DigiCo Infrastructure REIT will have an enterprise value of $4.5 billion in data centre assets across Australia and the United States, with HMC lodging the new REITs prospectus and product disclosure statement with ASIC.
Once listed on the ASX, HMC Capital’s assets under management will reach circa $17.5 billion, reflecting a 73% uplift over the 2024 calendar year.
After significant demand from institutional and retail investors, the IPO was increased by 100 million overnight.
“The establishment of the DigiCo REIT represents another landmark transaction by HMC and demonstrates our ability to build scalable growth platforms via large scale transactions,” said David Di Pilla, managing director and CEO at HMC.

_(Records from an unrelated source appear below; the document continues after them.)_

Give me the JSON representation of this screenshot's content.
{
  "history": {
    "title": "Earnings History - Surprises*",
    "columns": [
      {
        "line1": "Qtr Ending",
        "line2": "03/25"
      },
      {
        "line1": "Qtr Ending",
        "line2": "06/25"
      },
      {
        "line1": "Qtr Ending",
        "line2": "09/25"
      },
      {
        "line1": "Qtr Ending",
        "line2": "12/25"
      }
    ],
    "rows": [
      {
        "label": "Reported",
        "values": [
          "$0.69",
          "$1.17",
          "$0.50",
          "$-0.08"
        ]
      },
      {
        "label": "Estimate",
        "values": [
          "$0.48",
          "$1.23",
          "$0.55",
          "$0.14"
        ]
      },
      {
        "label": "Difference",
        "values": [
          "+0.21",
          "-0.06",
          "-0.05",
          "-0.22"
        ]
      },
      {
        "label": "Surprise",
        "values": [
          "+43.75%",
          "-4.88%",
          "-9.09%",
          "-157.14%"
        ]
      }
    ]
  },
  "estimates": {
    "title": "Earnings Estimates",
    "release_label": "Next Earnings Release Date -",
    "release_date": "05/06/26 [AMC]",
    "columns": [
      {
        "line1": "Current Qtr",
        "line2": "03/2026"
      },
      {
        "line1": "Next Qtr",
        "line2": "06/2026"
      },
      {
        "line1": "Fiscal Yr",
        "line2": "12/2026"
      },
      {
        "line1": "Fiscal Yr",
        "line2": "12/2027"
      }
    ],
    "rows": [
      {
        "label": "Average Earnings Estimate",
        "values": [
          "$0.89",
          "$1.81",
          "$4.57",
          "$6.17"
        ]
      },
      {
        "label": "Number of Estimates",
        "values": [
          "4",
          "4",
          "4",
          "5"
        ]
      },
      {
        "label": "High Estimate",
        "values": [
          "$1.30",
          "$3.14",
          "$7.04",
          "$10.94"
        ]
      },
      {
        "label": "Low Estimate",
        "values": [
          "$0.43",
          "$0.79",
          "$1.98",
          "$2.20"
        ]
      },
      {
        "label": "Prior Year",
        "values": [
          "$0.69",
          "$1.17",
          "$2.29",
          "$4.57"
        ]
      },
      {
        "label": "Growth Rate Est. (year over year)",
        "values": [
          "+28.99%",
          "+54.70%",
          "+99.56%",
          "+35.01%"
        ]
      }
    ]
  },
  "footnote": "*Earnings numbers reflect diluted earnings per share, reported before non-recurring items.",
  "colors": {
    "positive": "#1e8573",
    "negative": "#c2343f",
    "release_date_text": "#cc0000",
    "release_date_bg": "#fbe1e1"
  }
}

“DigiCo REIT provides a global operating platform in the rapidly growing digital infrastructure sector. The oversubscribed raising and upsized IPO is a testament to the significant level of investor demand for DigiCo’s high quality global portfolio, customer base and development pipeline.”
HMC will own $500 million or around 18% of the REIT upon completion, for a free float market capitalisation of approximately $1.996 billion.
DigiCo’s $4.0 billion portfolio is seeded with $2.5 billion in Australian assets, after HMC’s strategic $1.937 billion acquisition of Global Switch Australia last month and the $400 million takeover deal for iseek earlier this month.
Additionally, HMC and DigiCo REIT entered into agreements to acquire three North American enterprise & hyperscale data centres with 44MW of contracted capacity for $1.5 billion
“On behalf of my fellow directors we are pleased to be joining the Board and are encouraged about the future prospects for the DigiCo Infrastructure REIT,” said Joseph Carrozzi, chair at DigiCo Infrastructure REIT.
“DigiCo is well positioned to capture the growth in data centre demand across government, hyperscale, enterprise and co-location customers. The REIT will aim to deliver stable and growing distributions, long-term capital growth and positive environmental and social impact.”
Investors are increasingly placing their bets on the data centre sector, with AirTrunk selling to Blackstone for $24 billion and Goodman Group is weighting its development workbook towards the asset class.
While Macquarie Technology Group recently ecured a $450 million refinancing for its data centre portfolio, after paying $174 million for its acquisition of the Macquarie Park Data Centre Campus earlier this year.
With Australia’s investable universe for data centres set to almost double to $40 billion over the coming four years, the country ranks fifth globally and the second within the Asia Pacific region for built-out capacity.
With Sydney leading the Asia Pacific data centre market capacity boom, with the region recording a 1.3 GW boost in capacity over the first half of 2024, despite power constraints, equipment delays and a skills and materials shortages potentially limiting the rise of the asset class.
Trading of new DigiCo REIT securities is expected to commence on a conditional and deferred settlement basis from 12 December 2024.